In this spirit, and as University leaders, we commit ourselves to living out this admonition. And we urge all members of this community – faculty, staff, students – to consider how you might do the same. Let us make a special effort to greet one another as we pass on campus; to sit with someone we don’t know in McClurg; to engage in the hard task of learning by broadening the limited reach of our own individual understanding and discussing our differences with civility; and thus to make this place, at least, one where liberty and wholesome restraint are kept in balance and the dignity of every human being continues to be respected.

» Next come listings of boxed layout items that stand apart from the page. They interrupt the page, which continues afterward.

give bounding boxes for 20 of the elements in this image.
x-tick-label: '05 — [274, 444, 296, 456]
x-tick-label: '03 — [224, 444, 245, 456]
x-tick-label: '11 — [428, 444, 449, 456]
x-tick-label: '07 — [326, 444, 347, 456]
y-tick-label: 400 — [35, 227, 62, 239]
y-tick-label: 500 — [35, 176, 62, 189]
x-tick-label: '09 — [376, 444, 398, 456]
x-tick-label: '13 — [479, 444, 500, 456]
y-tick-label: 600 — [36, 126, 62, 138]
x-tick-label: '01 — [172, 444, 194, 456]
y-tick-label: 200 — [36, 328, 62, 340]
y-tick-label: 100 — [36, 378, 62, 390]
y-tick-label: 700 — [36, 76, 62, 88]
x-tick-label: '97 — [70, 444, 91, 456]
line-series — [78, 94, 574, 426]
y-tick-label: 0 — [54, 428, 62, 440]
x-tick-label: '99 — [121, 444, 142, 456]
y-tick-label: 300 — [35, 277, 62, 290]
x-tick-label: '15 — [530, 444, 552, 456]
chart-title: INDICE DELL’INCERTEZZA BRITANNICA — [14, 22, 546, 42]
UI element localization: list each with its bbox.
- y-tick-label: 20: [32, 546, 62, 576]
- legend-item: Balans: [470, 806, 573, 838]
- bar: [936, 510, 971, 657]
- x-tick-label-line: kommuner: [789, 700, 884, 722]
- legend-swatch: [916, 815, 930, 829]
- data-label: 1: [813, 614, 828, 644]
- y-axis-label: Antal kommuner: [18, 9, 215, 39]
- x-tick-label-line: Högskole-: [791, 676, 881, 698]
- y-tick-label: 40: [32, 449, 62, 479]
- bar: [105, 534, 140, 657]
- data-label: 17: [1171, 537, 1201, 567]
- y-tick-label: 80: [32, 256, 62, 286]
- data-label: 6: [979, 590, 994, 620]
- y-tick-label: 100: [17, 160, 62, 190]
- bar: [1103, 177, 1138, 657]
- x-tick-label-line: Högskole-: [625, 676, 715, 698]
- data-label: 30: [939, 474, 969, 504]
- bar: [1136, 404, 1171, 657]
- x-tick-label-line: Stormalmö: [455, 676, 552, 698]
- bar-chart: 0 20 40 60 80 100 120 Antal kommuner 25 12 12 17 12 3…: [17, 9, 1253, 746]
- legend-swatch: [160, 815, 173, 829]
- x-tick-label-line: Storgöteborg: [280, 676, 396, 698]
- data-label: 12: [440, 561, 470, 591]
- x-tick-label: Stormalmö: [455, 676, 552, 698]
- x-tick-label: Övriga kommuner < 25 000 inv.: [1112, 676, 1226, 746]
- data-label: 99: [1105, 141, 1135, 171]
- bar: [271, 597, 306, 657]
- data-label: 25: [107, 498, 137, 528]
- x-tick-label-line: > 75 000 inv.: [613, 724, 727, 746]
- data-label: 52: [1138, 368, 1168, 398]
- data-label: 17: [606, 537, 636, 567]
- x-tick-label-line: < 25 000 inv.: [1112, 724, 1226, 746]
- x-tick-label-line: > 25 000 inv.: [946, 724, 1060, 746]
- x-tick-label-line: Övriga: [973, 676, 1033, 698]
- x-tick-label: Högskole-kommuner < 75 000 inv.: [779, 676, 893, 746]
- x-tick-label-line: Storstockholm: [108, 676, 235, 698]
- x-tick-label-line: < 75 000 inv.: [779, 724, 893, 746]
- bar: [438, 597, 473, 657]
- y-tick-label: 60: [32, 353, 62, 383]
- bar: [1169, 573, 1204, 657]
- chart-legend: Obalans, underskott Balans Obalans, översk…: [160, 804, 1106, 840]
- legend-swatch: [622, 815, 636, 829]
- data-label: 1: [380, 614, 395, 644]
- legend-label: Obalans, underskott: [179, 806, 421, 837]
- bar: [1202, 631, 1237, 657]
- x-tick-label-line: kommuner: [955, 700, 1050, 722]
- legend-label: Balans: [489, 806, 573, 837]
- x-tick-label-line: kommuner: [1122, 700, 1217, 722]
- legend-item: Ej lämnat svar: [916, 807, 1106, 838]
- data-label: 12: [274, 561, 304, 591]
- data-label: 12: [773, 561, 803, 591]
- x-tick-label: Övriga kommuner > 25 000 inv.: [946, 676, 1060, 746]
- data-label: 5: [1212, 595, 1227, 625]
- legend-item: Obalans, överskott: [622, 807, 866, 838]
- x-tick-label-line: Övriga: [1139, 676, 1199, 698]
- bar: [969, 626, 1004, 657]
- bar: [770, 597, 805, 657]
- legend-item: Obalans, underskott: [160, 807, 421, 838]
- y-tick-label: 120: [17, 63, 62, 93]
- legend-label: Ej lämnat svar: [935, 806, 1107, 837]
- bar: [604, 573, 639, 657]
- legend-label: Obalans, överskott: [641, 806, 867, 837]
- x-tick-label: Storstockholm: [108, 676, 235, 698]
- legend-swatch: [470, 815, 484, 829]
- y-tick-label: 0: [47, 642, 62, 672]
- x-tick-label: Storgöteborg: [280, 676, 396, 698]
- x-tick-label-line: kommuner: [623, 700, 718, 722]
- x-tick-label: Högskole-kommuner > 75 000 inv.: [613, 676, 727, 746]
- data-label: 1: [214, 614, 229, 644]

Ecce Quam Bonum,John M. McCardell, Jr., Vice-Chancellor and PresidentDavid Harkins, President, Student Government Association,Mark McAlister, Chair, Honor Council, Molly Payne-Hardin, President, St. Luke’s CommunitySarah Tillman Reeves, President, Order of Gownsmen
Kelly Tooman says
Dear Mr. Peters,I wanted to write to tell you how much I enjoyed reading this posting. I found you in an odd way-through an advertisement for a teaching position on the NAIS site. In researching more about the school, I came across your blog. It’s unusual to find a head of the school writing such an interesting series of blog postings. I too, am a writer, photographer and teacher based in Cleveland, Ohio. In fact, I may use your C.S. Lewis quote in my coming blog post about why I became a teacher. Thank you for the wonderful reminder of why we are all here.All my best,Kelly Tooman
J Ross Peters says
Thank you for this, Kelly. I am grateful to have readers like you! I actually lived in Cleveland and worked at Hawken as Upper School Head awhile back–it always good to hear from a Cleveland!
Kelly Tooman says
Thank you! Small world. I worked for many years at Ruffing Montessori in Cleveland Heights. I’m thinking of applying to your school. I like the philosophy behind it. Sounds similar in many ways to Montessori. The spirituality is also a plus.